At night it's just XEG; however, during the last couple of years when aiming E/W, I would occasionally hear a regional Mexican music station bubbling up briefly. Last September I managed to hear a “95.9 FM, 1050 AM” ID, and Raymie helped me ID the station as XEVUC in Nava.

This past Tuesday morning I was checking out the frequency before dawn and heard another Spanish-language station mixing with XEG in the NE/SW direction. It turned out to be XEBCS. At 6:33 CST in the recording I made, I heard La Paz and Sudcalifornia references as well as a “La Radio de Sudcalifornia” ID. This is my first logging from Baja California Sur.

I’m a little surprised at the reception now since Raymie noted that the station's hours are 6 a.m. - midnight. 6:33 CST would be 5:33 La Paz time, correct?
 
1050 is blank during the day in S.A.

At night it's just XEG; however, during the last couple of years when aiming E/W, I would occasionally hear a regional Mexican music station bubbling up briefly. Last September I managed to hear a “95.9 FM, 1050 AM” ID, and Raymie helped me ID the station as XEVUC in Nava.

This past Tuesday morning I was checking out the frequency before dawn and heard another Spanish-language station mixing with XEG in the NE/SW direction. It turned out to be XEBCS. At 6:33 CST in the recording I made, I heard La Paz and Sudcalifornia references as well as a “La Radio de Sudcalifornia” ID. This is my first logging from Baja California Sur.

I’m a little surprised at the reception now since Raymie noted that the station's hours are 6 a.m. - midnight. 6:33 CST would be 5:33 La Paz time, correct?

Their program schedule on the clunky IERT site (among the worst sites of the state networks) lists programs beginning at 6am but has holes in the schedule.
 
I'm guessing that the station KTCT is obliged to protect is XEG.

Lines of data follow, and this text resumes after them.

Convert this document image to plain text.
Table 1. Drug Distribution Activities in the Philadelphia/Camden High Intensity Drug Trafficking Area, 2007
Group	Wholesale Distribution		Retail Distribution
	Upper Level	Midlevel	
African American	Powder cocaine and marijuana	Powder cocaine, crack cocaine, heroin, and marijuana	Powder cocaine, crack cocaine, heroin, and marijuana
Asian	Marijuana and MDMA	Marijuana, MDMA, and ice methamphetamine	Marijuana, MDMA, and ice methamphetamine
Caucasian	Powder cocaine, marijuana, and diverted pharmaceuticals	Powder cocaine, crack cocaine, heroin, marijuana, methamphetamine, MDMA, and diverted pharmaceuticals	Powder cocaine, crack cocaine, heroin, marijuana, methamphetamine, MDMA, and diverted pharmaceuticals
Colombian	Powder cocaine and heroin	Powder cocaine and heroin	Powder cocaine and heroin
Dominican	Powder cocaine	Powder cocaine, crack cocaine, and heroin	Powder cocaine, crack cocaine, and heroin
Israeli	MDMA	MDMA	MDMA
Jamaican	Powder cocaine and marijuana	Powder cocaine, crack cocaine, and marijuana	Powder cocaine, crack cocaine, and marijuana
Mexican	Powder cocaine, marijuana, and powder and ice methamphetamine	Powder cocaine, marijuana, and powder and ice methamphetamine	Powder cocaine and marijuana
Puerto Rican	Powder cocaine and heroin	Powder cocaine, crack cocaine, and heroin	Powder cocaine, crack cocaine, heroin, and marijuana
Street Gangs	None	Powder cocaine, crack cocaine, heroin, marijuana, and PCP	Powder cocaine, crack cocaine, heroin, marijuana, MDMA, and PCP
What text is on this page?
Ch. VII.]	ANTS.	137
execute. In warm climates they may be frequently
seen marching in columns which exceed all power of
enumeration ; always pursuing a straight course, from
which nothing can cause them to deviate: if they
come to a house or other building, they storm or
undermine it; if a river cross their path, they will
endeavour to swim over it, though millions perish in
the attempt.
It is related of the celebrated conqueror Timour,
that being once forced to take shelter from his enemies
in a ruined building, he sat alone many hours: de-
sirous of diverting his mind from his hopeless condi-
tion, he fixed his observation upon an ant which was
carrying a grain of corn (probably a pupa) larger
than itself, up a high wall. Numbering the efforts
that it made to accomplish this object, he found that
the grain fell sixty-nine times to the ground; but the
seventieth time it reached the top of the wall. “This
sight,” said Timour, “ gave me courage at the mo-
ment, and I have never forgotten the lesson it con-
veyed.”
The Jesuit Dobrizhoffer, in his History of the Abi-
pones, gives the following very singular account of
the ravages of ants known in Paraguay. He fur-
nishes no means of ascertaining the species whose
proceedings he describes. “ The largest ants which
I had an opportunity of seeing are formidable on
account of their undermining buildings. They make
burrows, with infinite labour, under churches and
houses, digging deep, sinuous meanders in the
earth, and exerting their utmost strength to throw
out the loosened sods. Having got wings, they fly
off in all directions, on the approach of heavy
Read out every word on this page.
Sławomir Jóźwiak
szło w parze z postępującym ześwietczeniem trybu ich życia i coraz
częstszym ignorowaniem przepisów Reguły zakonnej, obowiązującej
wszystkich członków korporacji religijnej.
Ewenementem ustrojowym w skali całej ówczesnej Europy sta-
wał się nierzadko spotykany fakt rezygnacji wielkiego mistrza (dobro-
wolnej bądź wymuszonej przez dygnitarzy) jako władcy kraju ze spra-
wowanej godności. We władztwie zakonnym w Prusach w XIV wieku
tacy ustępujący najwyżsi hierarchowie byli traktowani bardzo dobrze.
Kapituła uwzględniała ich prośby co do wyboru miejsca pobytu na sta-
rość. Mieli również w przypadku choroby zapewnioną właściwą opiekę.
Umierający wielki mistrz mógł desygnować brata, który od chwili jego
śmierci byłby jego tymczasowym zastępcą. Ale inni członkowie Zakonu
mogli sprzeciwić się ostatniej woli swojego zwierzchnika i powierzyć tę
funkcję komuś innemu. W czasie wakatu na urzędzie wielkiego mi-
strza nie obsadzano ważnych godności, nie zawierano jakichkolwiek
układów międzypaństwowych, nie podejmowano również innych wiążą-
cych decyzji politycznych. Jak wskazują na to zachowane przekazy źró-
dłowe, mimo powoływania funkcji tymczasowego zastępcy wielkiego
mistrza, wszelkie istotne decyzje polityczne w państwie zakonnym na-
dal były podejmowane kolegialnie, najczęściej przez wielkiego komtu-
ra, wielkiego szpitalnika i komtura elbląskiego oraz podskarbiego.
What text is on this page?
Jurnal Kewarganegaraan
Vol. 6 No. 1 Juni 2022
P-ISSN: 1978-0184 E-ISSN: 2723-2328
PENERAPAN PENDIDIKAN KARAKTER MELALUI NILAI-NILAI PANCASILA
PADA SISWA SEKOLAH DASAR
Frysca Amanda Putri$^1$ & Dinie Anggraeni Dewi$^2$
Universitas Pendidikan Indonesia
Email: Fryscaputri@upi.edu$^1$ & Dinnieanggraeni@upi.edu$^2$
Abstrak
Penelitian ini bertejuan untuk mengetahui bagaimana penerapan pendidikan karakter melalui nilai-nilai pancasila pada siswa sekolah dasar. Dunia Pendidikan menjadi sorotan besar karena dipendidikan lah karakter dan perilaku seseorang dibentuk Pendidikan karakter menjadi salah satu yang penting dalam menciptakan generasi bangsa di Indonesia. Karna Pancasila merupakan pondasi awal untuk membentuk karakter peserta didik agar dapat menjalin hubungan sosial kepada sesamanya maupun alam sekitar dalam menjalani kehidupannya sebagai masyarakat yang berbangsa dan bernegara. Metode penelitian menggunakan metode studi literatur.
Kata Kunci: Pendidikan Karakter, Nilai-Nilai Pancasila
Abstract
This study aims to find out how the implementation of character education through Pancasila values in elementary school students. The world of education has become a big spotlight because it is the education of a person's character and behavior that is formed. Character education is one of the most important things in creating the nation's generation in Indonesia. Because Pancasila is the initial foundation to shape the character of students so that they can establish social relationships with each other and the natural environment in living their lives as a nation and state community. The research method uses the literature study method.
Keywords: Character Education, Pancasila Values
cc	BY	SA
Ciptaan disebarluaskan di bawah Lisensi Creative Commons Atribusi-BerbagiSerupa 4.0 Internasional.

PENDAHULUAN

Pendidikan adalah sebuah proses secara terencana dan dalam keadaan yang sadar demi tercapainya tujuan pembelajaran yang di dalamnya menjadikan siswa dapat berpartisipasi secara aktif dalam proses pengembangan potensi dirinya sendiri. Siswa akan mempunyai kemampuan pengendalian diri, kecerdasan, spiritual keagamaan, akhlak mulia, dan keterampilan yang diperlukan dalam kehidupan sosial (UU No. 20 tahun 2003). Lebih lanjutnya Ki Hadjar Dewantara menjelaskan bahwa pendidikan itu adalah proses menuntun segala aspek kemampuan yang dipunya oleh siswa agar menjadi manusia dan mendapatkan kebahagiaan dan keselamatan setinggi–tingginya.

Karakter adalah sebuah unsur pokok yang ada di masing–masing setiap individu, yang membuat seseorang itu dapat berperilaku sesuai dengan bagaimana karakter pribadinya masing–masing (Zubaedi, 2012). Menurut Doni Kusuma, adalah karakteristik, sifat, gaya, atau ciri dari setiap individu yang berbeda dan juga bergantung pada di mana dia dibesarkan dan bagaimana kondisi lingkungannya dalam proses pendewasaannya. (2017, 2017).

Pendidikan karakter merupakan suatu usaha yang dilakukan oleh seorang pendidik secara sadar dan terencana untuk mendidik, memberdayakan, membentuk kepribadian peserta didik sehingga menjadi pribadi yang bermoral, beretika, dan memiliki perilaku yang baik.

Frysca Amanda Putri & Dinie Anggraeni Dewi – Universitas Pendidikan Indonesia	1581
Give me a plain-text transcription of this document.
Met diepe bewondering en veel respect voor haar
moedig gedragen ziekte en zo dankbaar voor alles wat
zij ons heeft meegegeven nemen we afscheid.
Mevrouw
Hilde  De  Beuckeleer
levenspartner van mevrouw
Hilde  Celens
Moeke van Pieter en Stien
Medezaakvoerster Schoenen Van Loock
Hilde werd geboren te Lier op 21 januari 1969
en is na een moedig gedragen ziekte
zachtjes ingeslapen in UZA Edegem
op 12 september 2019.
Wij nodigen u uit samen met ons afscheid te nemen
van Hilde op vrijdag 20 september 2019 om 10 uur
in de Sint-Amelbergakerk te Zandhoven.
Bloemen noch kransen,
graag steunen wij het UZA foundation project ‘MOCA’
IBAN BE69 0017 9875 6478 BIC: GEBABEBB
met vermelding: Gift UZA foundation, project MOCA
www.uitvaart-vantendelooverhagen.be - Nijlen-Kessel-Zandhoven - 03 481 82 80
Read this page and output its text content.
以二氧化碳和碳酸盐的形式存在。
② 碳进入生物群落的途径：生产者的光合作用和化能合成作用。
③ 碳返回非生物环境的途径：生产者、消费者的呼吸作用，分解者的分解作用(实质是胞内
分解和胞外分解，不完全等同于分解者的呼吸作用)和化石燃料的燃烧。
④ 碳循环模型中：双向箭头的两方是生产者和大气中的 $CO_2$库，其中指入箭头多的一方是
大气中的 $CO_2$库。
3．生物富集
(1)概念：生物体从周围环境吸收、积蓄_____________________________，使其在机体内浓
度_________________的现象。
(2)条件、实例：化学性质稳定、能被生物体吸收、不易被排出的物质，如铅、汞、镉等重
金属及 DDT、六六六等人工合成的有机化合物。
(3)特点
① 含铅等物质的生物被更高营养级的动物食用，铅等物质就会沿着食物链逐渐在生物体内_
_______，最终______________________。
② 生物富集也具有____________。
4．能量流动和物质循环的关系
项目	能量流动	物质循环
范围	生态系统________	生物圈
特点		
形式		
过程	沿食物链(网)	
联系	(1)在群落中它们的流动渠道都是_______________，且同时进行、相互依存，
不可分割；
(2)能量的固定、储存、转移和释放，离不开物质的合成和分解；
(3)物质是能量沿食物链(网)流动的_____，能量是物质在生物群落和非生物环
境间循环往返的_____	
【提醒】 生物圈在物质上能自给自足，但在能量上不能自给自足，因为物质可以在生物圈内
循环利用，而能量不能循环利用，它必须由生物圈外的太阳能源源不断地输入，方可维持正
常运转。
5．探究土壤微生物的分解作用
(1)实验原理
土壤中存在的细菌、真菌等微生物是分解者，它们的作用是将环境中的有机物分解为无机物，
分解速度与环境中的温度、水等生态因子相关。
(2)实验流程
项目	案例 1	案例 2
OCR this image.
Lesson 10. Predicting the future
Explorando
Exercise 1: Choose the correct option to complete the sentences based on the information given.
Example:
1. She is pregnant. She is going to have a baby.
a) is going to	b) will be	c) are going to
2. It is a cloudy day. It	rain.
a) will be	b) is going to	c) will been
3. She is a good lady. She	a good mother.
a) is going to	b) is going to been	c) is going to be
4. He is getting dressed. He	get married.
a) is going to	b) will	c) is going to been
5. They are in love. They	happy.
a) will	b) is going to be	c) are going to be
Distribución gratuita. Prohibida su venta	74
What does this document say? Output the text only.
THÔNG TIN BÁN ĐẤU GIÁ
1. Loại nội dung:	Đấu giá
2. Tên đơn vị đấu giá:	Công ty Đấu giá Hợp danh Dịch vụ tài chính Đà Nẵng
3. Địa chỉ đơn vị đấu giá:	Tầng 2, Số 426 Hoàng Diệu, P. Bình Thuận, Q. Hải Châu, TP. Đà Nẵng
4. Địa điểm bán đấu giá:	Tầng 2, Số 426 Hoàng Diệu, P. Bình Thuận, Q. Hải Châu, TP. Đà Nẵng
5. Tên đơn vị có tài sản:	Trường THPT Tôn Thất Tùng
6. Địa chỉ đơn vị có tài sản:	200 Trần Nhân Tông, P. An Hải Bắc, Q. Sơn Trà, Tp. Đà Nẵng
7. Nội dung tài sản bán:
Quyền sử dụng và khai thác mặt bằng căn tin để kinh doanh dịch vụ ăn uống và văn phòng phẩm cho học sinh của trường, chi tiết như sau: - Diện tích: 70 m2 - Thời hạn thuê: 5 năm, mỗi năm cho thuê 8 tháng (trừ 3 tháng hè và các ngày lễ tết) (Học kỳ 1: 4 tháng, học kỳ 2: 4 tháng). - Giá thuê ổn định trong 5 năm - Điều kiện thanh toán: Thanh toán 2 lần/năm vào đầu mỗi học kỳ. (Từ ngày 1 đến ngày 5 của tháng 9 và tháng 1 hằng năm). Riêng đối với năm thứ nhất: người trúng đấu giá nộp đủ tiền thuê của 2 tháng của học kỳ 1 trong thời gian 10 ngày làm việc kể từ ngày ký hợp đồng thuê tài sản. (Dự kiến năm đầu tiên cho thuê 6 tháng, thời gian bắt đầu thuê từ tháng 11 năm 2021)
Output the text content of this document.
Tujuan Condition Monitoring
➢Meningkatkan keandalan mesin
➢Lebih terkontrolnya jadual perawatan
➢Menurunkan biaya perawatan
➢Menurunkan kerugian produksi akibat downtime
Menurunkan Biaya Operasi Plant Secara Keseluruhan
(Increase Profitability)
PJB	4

You are probably right about the station they are obliged to protect. But KTCT claims hardship due to interference from the Mexicali station operating illegally with day power (10kw?) after dark. Apparently this has gone on for a long time - KTCT STA's for extra power at night go back to 1999 according to the application history here.
 
You are probably right about the station they are obliged to protect. But KTCT claims hardship due to interference from the Mexicali station operating illegally with day power (10kw?) after dark. Apparently this has gone on for a long time - KTCT STA's for extra power at night go back to 1999 according to the application history here.

It's not Mexicali operating at night, it's La Paz. That's 665 miles further south. They claim it's Mexicali, but I have a feeling someone there just heard Spanish and assumed Mexicali.
 
I have a feeling someone there just heard Spanish and assumed Mexicali.

Quite possibly. I've never logged either Mexicali or La Paz here. I'm just going by the STA applications, which cite "KXED" in Mexicali as the culprit...going back years to Susquehanna's ownership of KTCT. The present-day Cumulus lawyers apparently keep phoning in that erroneous data to the FCC. The subsequent STA applications mostly look like photocopies of the original 1999 one. Nice work if you can get it!